A little flower-to-shroom action

It makes for a really great party game, too! Or rather I think it should. If everyone loves to play Karaoke Revolution and DDR at parties, why aren't they as enthusiastic about playing Jungle Beat? You break out the Karaoke mic, and suddenly everyone in the room gets peer pressured into singing Avril Lavigne, but people just kind of stare at you suspiciously when you offer the plastic drums, no matter how drunk they are. They will try it once warily, then stop with a satisfied but distasteful air. I used to assume that the unconventional interfaces were what leveled the playing field with respect to drawing in non-gamers. Now I suspect that the real difference is that Jungle Beat still presents as a video game, whereas the Revolution games feel more like interactive toys.


Punching some fruit at a pig in a tree

Variety certainly seems to be the new style in games these days, and Jungle Beat often incorporates theirs directly into the standard game world as opposed to, say, farming it out to standalone mini-games. There is an assortment of animal-flavored vehicles, focused mini-challenges within levels, varying terrain types, and the ubiquitous boss monsters. The boss monster challenges are well-designed, and unlike in the Zelda games they are not so transparently the mid-term exam for accumulated player skills. However, they do become highly demanding towards the end, stripping over half the points accumulated in the previous levels, which implies that they are intended to be played repeatedly.


Driving an oxen-flavored vehicle through the land of deadly frozen penises

All games satisfy certain fundamental psychological urges. For example, Tetris is for you people who love to convert chaos into order (the message is that you fools will ultimately fail, btw). Diablo is for Cleaners: those who like to take messy dungeons and tidy up all the monsters and treasures and clutter, leaving spare and sterile corridors in their wake. Often, games allow us to satisfy these urges completely as a substitute for the fact that we can't do so in real life, as the games provide artificial, controlled environments and player superpowers. Personally, I'm a bit of a Cleaner, and I sometimes found that Jungle Beat frustrated my completist urge: scoring in the game is essentially a function of how much you leave behind in your mad dash through the level, and I never played perfectly enough to feel satisfied that the level was adequately cleaned. I'd lie awake at night.

How Bongo Can You Get?

If someone told me to design an innovative video game with bongos, I'd start by thinking about the aesthetic relationship between the controller and the gameplay. With Jungle Beat, you can easily substitute a standard controller, at which point the question is: what do the bongos contribute to the game experience? They certainly make it more physically active, but it's worth noting that apart from the framing fiction little about Jungle Beat is particularly "bongo-esque", which is kind of an unfortunate miss. Call me a fucking snob with jacked up expectations, as you'd be correct and I wouldn't be too offended, but still I think that's kind of important.

Perhaps DK's actions could be more effective if you play the drums along with the beat of the background music, to encourage the player to pay attention to rhythm?
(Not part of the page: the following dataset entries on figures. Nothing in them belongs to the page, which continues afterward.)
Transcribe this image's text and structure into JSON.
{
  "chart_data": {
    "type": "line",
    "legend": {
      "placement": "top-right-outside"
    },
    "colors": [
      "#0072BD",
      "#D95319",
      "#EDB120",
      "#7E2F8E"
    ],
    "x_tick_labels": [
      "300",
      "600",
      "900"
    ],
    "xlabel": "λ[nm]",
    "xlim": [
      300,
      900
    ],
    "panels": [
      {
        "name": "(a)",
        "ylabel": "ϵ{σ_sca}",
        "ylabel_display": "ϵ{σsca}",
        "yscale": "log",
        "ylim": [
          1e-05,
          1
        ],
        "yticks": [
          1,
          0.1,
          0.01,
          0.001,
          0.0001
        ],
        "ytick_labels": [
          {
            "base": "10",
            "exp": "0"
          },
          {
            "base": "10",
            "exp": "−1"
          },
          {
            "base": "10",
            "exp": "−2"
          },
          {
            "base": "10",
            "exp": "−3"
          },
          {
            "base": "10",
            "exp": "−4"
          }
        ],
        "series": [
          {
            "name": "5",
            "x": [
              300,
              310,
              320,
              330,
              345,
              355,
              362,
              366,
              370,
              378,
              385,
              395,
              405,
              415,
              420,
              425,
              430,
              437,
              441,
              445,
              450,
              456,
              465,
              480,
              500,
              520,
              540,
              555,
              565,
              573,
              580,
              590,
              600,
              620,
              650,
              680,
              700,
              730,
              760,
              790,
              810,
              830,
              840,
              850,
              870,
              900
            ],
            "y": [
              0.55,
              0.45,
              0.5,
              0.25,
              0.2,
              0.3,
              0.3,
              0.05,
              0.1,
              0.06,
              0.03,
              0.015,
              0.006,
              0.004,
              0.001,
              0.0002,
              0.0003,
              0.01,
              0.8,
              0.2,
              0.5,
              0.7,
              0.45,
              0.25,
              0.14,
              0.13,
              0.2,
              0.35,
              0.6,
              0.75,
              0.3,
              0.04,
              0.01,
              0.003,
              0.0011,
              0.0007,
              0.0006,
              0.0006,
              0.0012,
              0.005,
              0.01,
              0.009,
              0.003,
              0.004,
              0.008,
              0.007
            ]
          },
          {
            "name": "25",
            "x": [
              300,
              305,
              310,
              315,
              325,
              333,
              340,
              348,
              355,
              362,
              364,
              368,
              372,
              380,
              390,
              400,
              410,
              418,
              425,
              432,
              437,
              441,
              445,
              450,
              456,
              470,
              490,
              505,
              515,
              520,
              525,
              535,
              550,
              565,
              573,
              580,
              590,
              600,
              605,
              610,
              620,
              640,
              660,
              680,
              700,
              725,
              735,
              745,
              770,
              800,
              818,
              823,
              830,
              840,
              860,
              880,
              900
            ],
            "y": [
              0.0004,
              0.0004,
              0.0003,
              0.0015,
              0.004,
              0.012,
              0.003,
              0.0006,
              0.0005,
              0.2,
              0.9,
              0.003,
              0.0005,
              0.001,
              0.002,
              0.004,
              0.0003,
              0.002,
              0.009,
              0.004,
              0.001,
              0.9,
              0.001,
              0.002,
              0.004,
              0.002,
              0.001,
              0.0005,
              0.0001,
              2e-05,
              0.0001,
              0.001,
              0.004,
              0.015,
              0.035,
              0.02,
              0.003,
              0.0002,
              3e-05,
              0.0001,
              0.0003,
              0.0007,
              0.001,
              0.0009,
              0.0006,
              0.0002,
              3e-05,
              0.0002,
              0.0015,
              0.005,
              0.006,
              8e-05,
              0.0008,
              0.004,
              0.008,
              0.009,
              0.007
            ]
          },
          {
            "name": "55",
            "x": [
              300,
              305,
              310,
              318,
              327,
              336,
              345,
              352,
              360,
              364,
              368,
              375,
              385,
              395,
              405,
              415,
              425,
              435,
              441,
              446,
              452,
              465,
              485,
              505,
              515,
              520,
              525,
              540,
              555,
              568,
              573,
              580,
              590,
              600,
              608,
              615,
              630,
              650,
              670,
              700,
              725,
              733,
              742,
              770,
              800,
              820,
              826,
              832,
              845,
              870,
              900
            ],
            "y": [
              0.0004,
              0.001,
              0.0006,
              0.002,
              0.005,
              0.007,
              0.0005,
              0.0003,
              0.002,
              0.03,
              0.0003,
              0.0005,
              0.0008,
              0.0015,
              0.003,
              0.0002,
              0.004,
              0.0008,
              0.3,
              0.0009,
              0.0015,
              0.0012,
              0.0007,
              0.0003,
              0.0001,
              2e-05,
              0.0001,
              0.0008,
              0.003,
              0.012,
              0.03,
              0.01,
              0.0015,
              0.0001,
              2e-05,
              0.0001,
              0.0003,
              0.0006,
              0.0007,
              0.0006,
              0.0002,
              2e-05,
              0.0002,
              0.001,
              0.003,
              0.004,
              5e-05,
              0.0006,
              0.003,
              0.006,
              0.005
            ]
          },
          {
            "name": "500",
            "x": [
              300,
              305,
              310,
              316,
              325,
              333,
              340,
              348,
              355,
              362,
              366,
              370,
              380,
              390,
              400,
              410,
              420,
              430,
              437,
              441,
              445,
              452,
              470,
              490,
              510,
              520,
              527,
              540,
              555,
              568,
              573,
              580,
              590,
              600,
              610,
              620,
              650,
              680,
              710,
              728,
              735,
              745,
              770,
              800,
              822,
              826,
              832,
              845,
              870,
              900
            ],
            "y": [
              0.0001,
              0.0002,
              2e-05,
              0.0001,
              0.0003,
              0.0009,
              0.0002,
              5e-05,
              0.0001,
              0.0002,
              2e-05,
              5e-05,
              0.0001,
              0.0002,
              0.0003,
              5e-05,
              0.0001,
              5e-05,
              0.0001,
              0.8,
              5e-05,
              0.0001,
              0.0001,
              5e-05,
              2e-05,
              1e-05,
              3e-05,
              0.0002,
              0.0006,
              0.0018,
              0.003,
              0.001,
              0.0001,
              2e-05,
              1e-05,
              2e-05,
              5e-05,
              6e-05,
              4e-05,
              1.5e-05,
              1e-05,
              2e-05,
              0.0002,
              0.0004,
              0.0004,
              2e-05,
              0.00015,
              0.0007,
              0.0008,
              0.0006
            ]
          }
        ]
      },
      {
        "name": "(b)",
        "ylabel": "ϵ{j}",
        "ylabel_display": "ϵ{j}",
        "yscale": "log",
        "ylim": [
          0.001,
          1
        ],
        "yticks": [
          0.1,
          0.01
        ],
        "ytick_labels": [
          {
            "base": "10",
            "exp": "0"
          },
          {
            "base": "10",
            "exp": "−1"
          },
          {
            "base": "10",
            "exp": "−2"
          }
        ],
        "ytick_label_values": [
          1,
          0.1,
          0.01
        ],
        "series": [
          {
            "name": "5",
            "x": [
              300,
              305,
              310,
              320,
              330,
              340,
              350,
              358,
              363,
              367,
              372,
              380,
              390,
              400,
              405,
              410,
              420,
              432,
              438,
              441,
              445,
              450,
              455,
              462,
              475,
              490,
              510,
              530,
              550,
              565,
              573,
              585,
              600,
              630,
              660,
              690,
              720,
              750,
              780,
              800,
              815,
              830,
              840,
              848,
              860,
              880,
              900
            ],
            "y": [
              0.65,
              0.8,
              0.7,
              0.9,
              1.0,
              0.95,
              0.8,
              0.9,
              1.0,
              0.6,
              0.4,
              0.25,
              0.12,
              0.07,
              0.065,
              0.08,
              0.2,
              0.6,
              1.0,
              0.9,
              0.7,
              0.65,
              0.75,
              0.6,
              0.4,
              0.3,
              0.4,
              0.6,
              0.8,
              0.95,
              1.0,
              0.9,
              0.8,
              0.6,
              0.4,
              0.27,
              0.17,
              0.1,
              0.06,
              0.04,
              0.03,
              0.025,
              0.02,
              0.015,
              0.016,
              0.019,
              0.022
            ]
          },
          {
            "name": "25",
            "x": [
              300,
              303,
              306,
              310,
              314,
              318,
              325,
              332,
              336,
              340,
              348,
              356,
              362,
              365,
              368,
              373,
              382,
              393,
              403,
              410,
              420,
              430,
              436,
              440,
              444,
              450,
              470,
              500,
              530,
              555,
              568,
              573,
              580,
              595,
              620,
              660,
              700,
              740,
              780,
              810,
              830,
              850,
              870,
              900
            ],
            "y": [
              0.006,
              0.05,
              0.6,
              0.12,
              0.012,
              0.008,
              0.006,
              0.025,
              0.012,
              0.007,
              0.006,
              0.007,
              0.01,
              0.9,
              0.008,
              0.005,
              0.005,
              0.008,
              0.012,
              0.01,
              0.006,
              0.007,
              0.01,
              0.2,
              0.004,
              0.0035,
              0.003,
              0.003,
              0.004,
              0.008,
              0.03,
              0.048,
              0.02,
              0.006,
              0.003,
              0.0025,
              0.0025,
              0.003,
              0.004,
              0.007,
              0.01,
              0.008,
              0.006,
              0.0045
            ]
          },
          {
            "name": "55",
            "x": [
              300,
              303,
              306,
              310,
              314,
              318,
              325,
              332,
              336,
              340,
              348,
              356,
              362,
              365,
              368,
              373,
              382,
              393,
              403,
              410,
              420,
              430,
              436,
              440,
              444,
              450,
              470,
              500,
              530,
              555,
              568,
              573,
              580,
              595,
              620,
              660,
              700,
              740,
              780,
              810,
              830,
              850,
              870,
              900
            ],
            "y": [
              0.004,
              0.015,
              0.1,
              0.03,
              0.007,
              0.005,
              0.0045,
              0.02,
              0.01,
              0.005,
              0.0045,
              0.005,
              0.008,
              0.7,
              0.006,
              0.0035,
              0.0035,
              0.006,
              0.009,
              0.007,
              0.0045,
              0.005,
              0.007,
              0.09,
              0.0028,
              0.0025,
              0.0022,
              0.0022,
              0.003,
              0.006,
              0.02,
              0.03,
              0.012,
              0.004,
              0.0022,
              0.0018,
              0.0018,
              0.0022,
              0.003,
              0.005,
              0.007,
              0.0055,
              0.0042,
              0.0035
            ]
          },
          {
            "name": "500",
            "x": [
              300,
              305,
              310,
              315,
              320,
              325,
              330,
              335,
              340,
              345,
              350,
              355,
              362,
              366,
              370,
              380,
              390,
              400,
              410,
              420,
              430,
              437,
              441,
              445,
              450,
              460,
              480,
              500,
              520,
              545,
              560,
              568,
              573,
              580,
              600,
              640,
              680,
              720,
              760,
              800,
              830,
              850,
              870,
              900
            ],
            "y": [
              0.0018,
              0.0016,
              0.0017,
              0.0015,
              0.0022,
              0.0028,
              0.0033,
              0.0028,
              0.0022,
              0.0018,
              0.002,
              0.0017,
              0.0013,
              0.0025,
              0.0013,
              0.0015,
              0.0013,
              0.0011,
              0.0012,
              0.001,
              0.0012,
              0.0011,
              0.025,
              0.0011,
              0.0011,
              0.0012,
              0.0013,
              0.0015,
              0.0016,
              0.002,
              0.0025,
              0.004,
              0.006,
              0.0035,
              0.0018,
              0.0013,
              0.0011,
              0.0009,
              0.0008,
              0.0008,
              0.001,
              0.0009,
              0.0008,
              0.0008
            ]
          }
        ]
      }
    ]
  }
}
Maybe levels could be designed in a way that naturally leads to rhythmic drumming? Or maybe there could be mini-games or separate sections that are more about playing drums than controlling DK per se? There is a tension here between the nature of the peripheral-based gameplay and the intended audience. Specifically, since the game is intended for kids it might be too much to ask them to be rhythmically accurate on top of the other demands of the game. No one wants to come home from a brutal day at kindergarten only to have their relaxing diversion frustrate them when it was supposed to help them unwind. Still, a rhythm/action hybrid game is an interesting concept that if designed correctly could produce some great innovation. I've heard that Rez tried to pull that off, but Brian says they neglected to put in the "fun" that the kids talk so much about.